Business and government leaders in the Houston area hope the region can become a hub for CCS activity.

“Large-scale carbon capture and storage in the Houston region will be a cornerstone for the world’s energy transition, and these companies’ efforts are crucial toward advancing CCS development to achieve broad scale commercial impact,” Charles McConnell, director of University of Houston’s Center for Carbon Management in Energy, says in a news release.

McConnell and others say CCS could help Houston and the rest of the U.S. net-zero goals while generating new jobs and protecting current jobs.

CCS involves capturing carbon dioxide from industrial activities that would otherwise be released into the atmosphere and then injecting it into deep underground geologic formations for secure and permanent storage.
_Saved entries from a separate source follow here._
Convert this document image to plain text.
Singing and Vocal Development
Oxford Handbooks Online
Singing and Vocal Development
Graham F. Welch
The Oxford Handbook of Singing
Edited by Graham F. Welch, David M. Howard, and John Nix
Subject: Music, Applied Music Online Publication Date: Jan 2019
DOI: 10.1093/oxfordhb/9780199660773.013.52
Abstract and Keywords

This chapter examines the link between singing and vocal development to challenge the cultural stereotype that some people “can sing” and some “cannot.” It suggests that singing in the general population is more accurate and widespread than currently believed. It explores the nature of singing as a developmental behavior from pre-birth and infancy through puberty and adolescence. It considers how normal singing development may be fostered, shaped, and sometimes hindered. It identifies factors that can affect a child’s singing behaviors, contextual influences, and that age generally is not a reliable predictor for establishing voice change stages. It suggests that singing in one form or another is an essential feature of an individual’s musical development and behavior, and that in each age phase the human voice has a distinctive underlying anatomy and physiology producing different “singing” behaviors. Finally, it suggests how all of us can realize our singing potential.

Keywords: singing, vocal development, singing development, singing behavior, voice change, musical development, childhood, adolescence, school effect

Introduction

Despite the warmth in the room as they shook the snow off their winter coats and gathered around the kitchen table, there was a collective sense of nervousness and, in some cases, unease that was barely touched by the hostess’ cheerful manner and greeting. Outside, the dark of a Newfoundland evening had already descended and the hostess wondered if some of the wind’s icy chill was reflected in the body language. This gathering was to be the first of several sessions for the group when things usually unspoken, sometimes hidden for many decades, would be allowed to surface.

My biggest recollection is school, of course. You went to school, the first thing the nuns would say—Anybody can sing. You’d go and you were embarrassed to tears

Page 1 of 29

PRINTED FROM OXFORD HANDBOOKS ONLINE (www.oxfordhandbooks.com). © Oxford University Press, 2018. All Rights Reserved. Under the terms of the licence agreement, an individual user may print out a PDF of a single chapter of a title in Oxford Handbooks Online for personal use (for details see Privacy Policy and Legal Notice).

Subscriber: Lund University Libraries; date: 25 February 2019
Carbon dioxide from industrial users in the Houston area could be stored in nearby onshore and offshore storage sites.

An analysis of U.S Department of Energy estimates shows the storage capacity along the Gulf Coast is large enough to store about 500 billion metric tons of carbon dioxide, which is equivalent to more than 130 years’ worth of industrial and power generation emissions in the United States, based on 2018 data.

“Carbon capture and storage is not a single technology, but rather a series of technologies and scientific breakthroughs that work in concert to achieve a profound outcome, one that will play a significant role in the future of energy and our planet,” says Gretchen Watkins, U.S. president of Shell. “In that spirit, it’s fitting this consortium combines CCS blueprints and ambitions to crystalize Houston’s reputation as the energy capital of the world while contributing to local and U.S. plans to help achieve net-zero emissions.”